CLARKSVILLE, Tenn. – In the middle of the night, a little sliver of light shines from the doorway of the observatory in the remote farmland of the Austin Peay State University Environmental Education Center. Inside, maybe with a cup of coffee or a soda to keep her awake, is APSU physics student Katie Boedges, waiting for the Cat’s Eye Nebula to appear in the night sky.
“It rises at 1:30 in the morning, so I’m usually going to be there all night long,” she said.
Her nocturnal visits to the observatory are the result of a major project she is finishing up for the University. Earlier this year, Boedges received a $3,000 Presidential Research Scholars Award to build a spectrometer for the telescope. This is a piece of equipment that measures light of, say, a star or nebulas to determine its composition, density, temperature and host of other things.

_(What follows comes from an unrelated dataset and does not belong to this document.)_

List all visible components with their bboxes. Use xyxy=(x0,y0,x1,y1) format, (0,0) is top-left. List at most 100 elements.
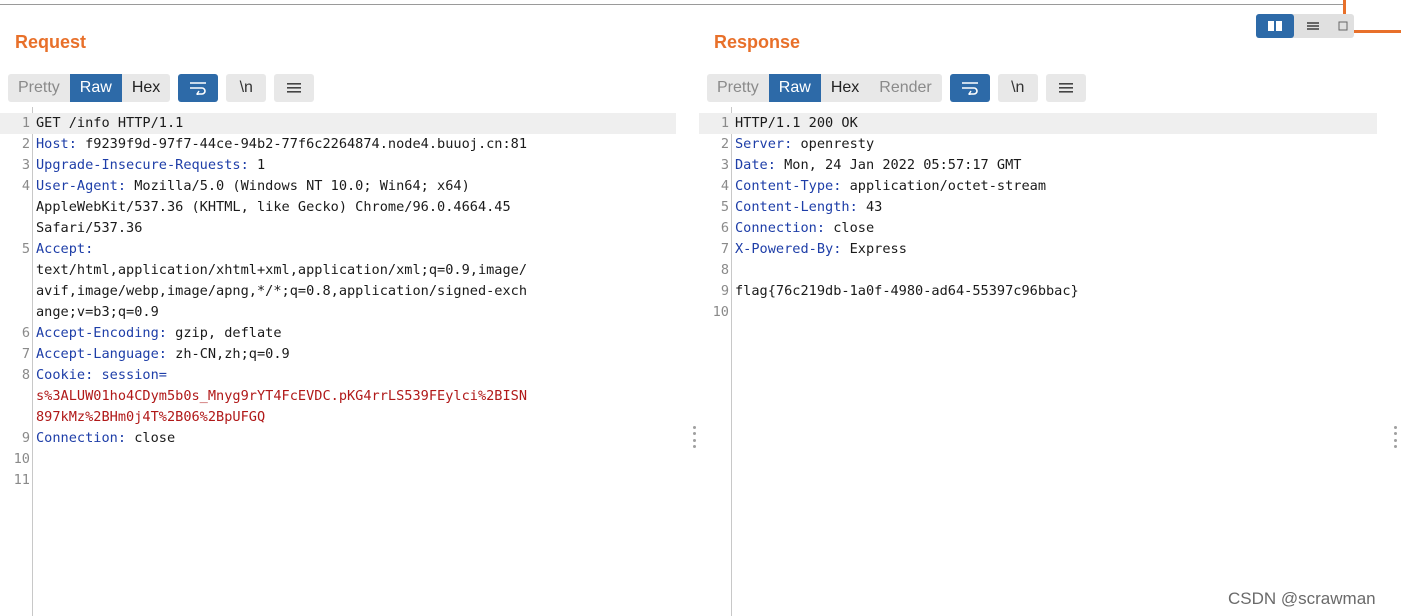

Last week, while passing through the hall of the Sundquist Science Building, Boedges nonchalantly mentioned that she’s looking at Cat’s Eye to make sure the spectrometer is working correctly. APSU associate professor of physics Dr. Justin Oelgoetz overheard her.

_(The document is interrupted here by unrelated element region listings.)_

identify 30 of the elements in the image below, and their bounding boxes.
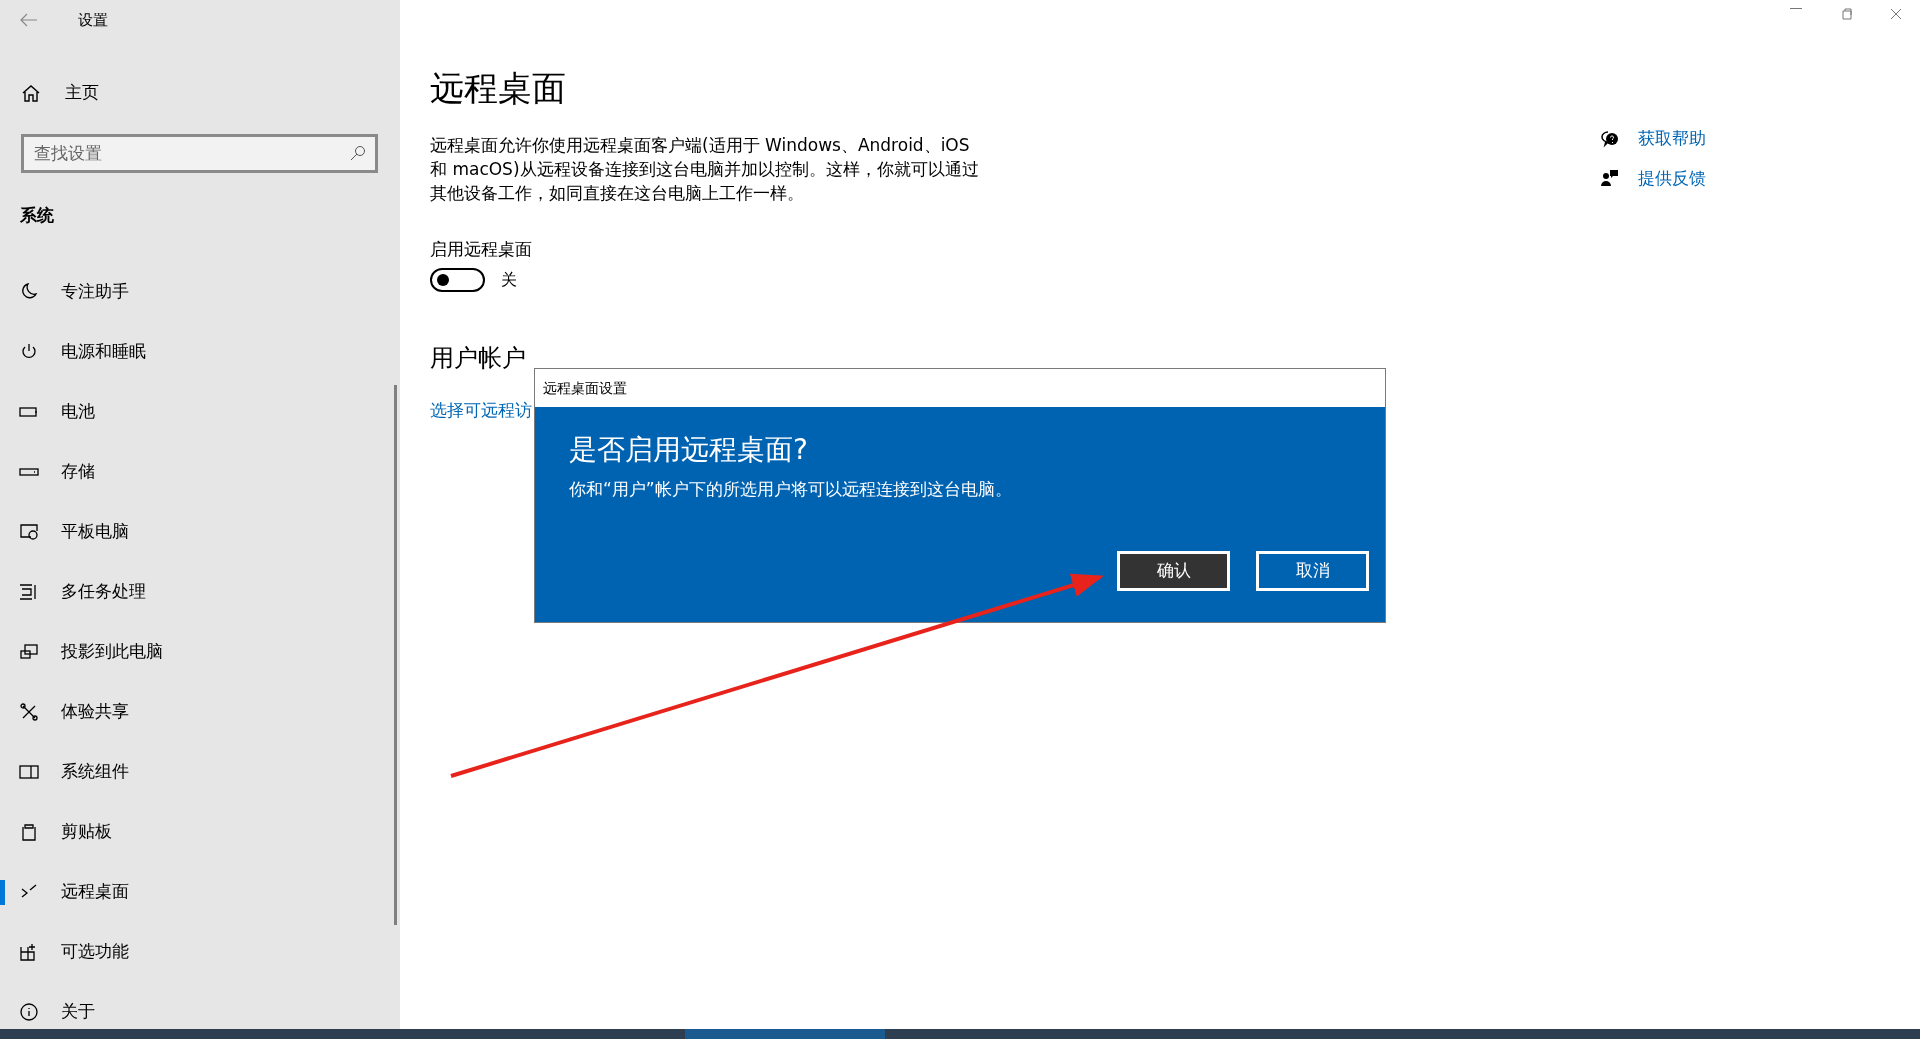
sidebar-item[interactable]: 投影到此电脑 bbox=[0, 622, 400, 682]
sidebar-item[interactable]: 关于 bbox=[0, 982, 400, 1039]
sidebar-item[interactable]: 存储 bbox=[0, 442, 400, 502]
dialog-message: 你和“用户”帐户下的所选用户将可以远程连接到这台电脑。 bbox=[569, 478, 1013, 501]
sidebar-item[interactable]: 多任务处理 bbox=[0, 562, 400, 622]
dialog-title: 远程桌面设置 bbox=[535, 369, 1385, 407]
user-select-link[interactable]: 选择可远程访 bbox=[430, 400, 532, 421]
section-heading: 系统 bbox=[19, 203, 55, 227]
section-title: 用户帐户 bbox=[430, 343, 527, 375]
help-link[interactable]: 提供反馈 bbox=[1600, 165, 1706, 191]
help-link[interactable]: 获取帮助 bbox=[1600, 126, 1706, 152]
sidebar-item[interactable]: 体验共享 bbox=[0, 682, 400, 742]
toggle-state-text: 关 bbox=[501, 269, 517, 292]
sidebar-item[interactable]: 电池 bbox=[0, 382, 400, 442]
page-title: 远程桌面 bbox=[430, 68, 567, 109]
toggle-label: 启用远程桌面 bbox=[430, 237, 533, 261]
sidebar-item[interactable]: 电源和睡眠 bbox=[0, 322, 400, 382]
sidebar-item[interactable]: 专注助手 bbox=[0, 262, 400, 322]
dialog-button[interactable]: 确认 bbox=[1117, 551, 1230, 591]
dialog-button[interactable]: 取消 bbox=[1256, 551, 1369, 591]
sidebar-item[interactable]: 平板电脑 bbox=[0, 502, 400, 562]
description-text: 远程桌面允许你使用远程桌面客户端(适用于 Windows、Android、iOS 和 macOS)从远程设备连接到这台电脑并加以控制。这样，你就可以通过其他设备工作，如同直接在这台电脑上工作一样。 bbox=[430, 133, 980, 205]
search-field[interactable]: 查找设置 bbox=[21, 133, 378, 173]
window-title: 设置 bbox=[78, 9, 108, 31]
dialog-heading: 是否启用远程桌面? bbox=[569, 432, 809, 468]
home-link[interactable]: 主页 bbox=[65, 80, 99, 106]
sidebar-item[interactable]: 远程桌面 bbox=[0, 862, 400, 922]
sidebar-item[interactable]: 可选功能 bbox=[0, 922, 400, 982]
sidebar-item[interactable]: 剪贴板 bbox=[0, 802, 400, 862]
sidebar-item[interactable]: 系统组件 bbox=[0, 742, 400, 802]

“She built this! It wasn’t ordered,” he said with a laugh. “Katie doesn’t present it as real flashy, but this is a major project.”
Dr. Alex King, chair of the APSU Department of Physics, agreed with Oelgoetz.
“It gives us a completely new capability,” he said.
Boedges wrote a proposal last year seeking a PRS grant to build the spectrometer. The Presidential Research Scholars Program presents awards every year to student-faculty teams in support of scholarly and creative activity. Once Boedges, who worked with APSU associate professor of physics and astronomy Dr. Allyn Smith, learned she had received the money, she set to work designing a custom-built instrument that could be attached to the telescope.
“I had to get a person in the Astronomy Club who is also a machinist,” she said. “I consulted with him on what I needed, gave him the measurements and stuff, and he made it. And a lot of parts were donated from downstairs.”
The spectrometer is now attached to the telescope, meaning that Boedges is staying up late looking at stars, planets, the moon and nebula to make sure the spectrometer is working properly.
“I’m really excited,” she said. “We have to fix the secondary mirror, but then we’re just going to continue on with the project as planned.”
Boedges, a senior at APSU, will graduate this May, but the spectrometer she designed and built will remain at the observatory for use by students, faculty and other researchers.
“This is a capability that is new, but it can be used not just for students for educational purposes, but this instrument can be used to take spectra which can then be analyzed and used for research purposes,” Oelgoetz said.